Malheur ! Malheur ! Malheur ! Voilà qu’un grand royaume
Se sèche sous leurs pieds ainsi qu’un brin de chaume.
Sur l’argile et le roc, sur le mont, le ravin,
Sur les prés odorants, sur le sable et l’airain,
Sur la rive et le flot, sur l’herbe, sur sa tige,
Les pas de l’étranger ont laissé leur vestige !
Demain l’herbe croîtra ; demain le flot plus pur
Oubliera son limon dans son lit tout d’azur ;

Demain le rossignol chantera sous les saules ;
Demain reverdira le vieux chêne des gaules ;
Mais demain ni jamais les pas de l’étranger
Ne pourront, sur le roc, s’effacer ni changer.

Désespoir ! Désespoir ! En tous lieux, à toute heure,
N’avoir plus sous son toit, ni place, ni demeure,
Ni couche, ni festin, ni feu, ni loi, ni droit !
À la face du monde être montrés du doigt,
Muets, sans nom, sans chefs, dépouillés par le faîte,
Ainsi qu’un grand cadavre à qui manque la tête !
Trouver partout son maître au bout de son sentier !
Le retrouver encore auprès de son foyer !
Sur son banc, à sa table, en son lit adultère ;
Et ne pouvoir parler, et ne pouvoir se taire !
N’avoir plus d’un état que le pâle semblant !
Être une ombre, en effet, qui s’efface en tremblant !
L’ombre d’un peuple mort ! Moins que cela, peut-être,
Une fable, un jouet, pour amuser son maître,
Un vieux conte oublié qu’apprennent les enfants !
Vivants, être rayés du nombre des vivants,
Comme un mot, par hasard, mal écrit sur le sable !
C’est là, c’est là la plaie immense, inguérissable !
Car voilà vers le soir, pour couronner le deuil,
Qu’une race de rois scellée en son cercueil,
Fantôme de mille ans qui convoite un fantôme,
A secoué sa cendre et cherché son royaume.
Pèlerins du tombeau, sans joie et sans remords,
Ils ont dit : levons-nous ! Et régnons sur les morts.

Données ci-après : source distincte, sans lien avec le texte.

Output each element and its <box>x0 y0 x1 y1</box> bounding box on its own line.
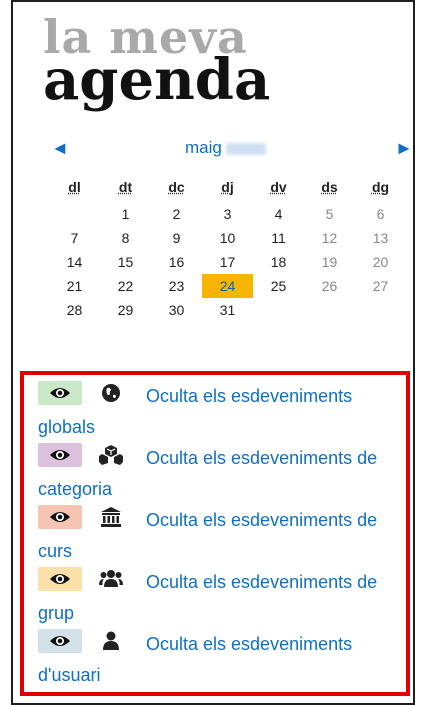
calendar-day[interactable]: 30 <box>151 298 202 322</box>
calendar-empty-cell <box>355 298 406 322</box>
calendar-day[interactable]: 3 <box>202 202 253 226</box>
title-line-2: agenda <box>43 47 271 113</box>
group-icon <box>98 567 124 591</box>
calendar-day[interactable]: 17 <box>202 250 253 274</box>
calendar-day[interactable]: 15 <box>100 250 151 274</box>
calendar-week: 28 29 30 31 <box>49 298 406 322</box>
prev-month-button[interactable]: ◄ <box>51 138 69 159</box>
filter-toggle-link[interactable]: Oculta els esdeveniments d'usuari <box>38 629 394 691</box>
weekday-dj: dj <box>221 179 234 195</box>
calendar-day-today[interactable]: 24 <box>202 274 253 298</box>
calendar-day[interactable]: 7 <box>49 226 100 250</box>
calendar-week: 21 22 23 24 25 26 27 <box>49 274 406 298</box>
filter-row[interactable]: Oculta els esdeveniments globals <box>24 375 406 437</box>
filter-toggle-link[interactable]: Oculta els esdeveniments de categoria <box>38 443 394 505</box>
institution-icon <box>98 505 124 529</box>
calendar-nav: ◄ maig ► <box>37 132 417 166</box>
calendar-day[interactable]: 10 <box>202 226 253 250</box>
calendar-day[interactable]: 1 <box>100 202 151 226</box>
mini-calendar: ◄ maig ► dl dt dc dj dv ds dg 1 2 3 4 5 6 7 8 9 10 11 12 1… <box>37 132 417 322</box>
calendar-empty-cell <box>304 298 355 322</box>
filter-row[interactable]: Oculta els esdeveniments d'usuari <box>24 623 406 685</box>
calendar-day[interactable]: 18 <box>253 250 304 274</box>
event-filters-panel: Oculta els esdeveniments globals Oculta e… <box>20 371 410 696</box>
next-month-button[interactable]: ► <box>395 138 413 159</box>
month-title[interactable]: maig <box>185 138 266 158</box>
calendar-day[interactable]: 4 <box>253 202 304 226</box>
eye-icon[interactable] <box>38 381 82 405</box>
weekday-ds: ds <box>321 179 338 195</box>
eye-icon[interactable] <box>38 629 82 653</box>
calendar-day[interactable]: 2 <box>151 202 202 226</box>
calendar-week: 14 15 16 17 18 19 20 <box>49 250 406 274</box>
weekday-dc: dc <box>168 179 185 195</box>
calendar-empty-cell <box>49 202 100 226</box>
filter-row[interactable]: Oculta els esdeveniments de grup <box>24 561 406 623</box>
calendar-day[interactable]: 25 <box>253 274 304 298</box>
calendar-day[interactable]: 5 <box>304 202 355 226</box>
calendar-day[interactable]: 11 <box>253 226 304 250</box>
calendar-day[interactable]: 8 <box>100 226 151 250</box>
calendar-week: 7 8 9 10 11 12 13 <box>49 226 406 250</box>
calendar-day[interactable]: 14 <box>49 250 100 274</box>
calendar-day[interactable]: 13 <box>355 226 406 250</box>
weekday-dl: dl <box>68 179 81 195</box>
calendar-day[interactable]: 22 <box>100 274 151 298</box>
calendar-week: 123456 <box>49 202 406 226</box>
calendar-empty-cell <box>253 298 304 322</box>
filter-row[interactable]: Oculta els esdeveniments de categoria <box>24 437 406 499</box>
calendar-day[interactable]: 20 <box>355 250 406 274</box>
globe-icon <box>98 381 124 405</box>
calendar-day[interactable]: 21 <box>49 274 100 298</box>
calendar-day[interactable]: 29 <box>100 298 151 322</box>
user-icon <box>98 629 124 653</box>
calendar-day[interactable]: 6 <box>355 202 406 226</box>
weekday-dg: dg <box>371 179 390 195</box>
calendar-day[interactable]: 19 <box>304 250 355 274</box>
calendar-day[interactable]: 28 <box>49 298 100 322</box>
calendar-day[interactable]: 9 <box>151 226 202 250</box>
calendar-day[interactable]: 16 <box>151 250 202 274</box>
eye-icon[interactable] <box>38 505 82 529</box>
calendar-day[interactable]: 23 <box>151 274 202 298</box>
calendar-grid: dl dt dc dj dv ds dg 1 2 3 4 5 6 7 8 9 10 11 12 13 14 15 16 17… <box>49 172 406 322</box>
cubes-icon <box>98 443 124 467</box>
filter-toggle-link[interactable]: Oculta els esdeveniments de grup <box>38 567 394 629</box>
year-label-blurred <box>225 142 266 155</box>
calendar-day[interactable]: 27 <box>355 274 406 298</box>
filter-row[interactable]: Oculta els esdeveniments de curs <box>24 499 406 561</box>
month-label: maig <box>185 138 222 157</box>
eye-icon[interactable] <box>38 567 82 591</box>
filter-toggle-link[interactable]: Oculta els esdeveniments globals <box>38 381 394 443</box>
calendar-day[interactable]: 12 <box>304 226 355 250</box>
calendar-day[interactable]: 31 <box>202 298 253 322</box>
filter-toggle-link[interactable]: Oculta els esdeveniments de curs <box>38 505 394 567</box>
weekday-dv: dv <box>270 179 287 195</box>
calendar-day[interactable]: 26 <box>304 274 355 298</box>
weekday-dt: dt <box>118 179 133 195</box>
eye-icon[interactable] <box>38 443 82 467</box>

Et l’autel du passé retrouve sa dépouille ;
Le casque se remplit de poussière et de rouille.
L’étendard s’enveloppe en son sanglant manteau.
Il se plaint à l’épée, et l’épée au tombeau.
Et maintenant, c’est l’heure où la terre des gaules
Gémit, comme une harpe, à l’ombre des vieux saules.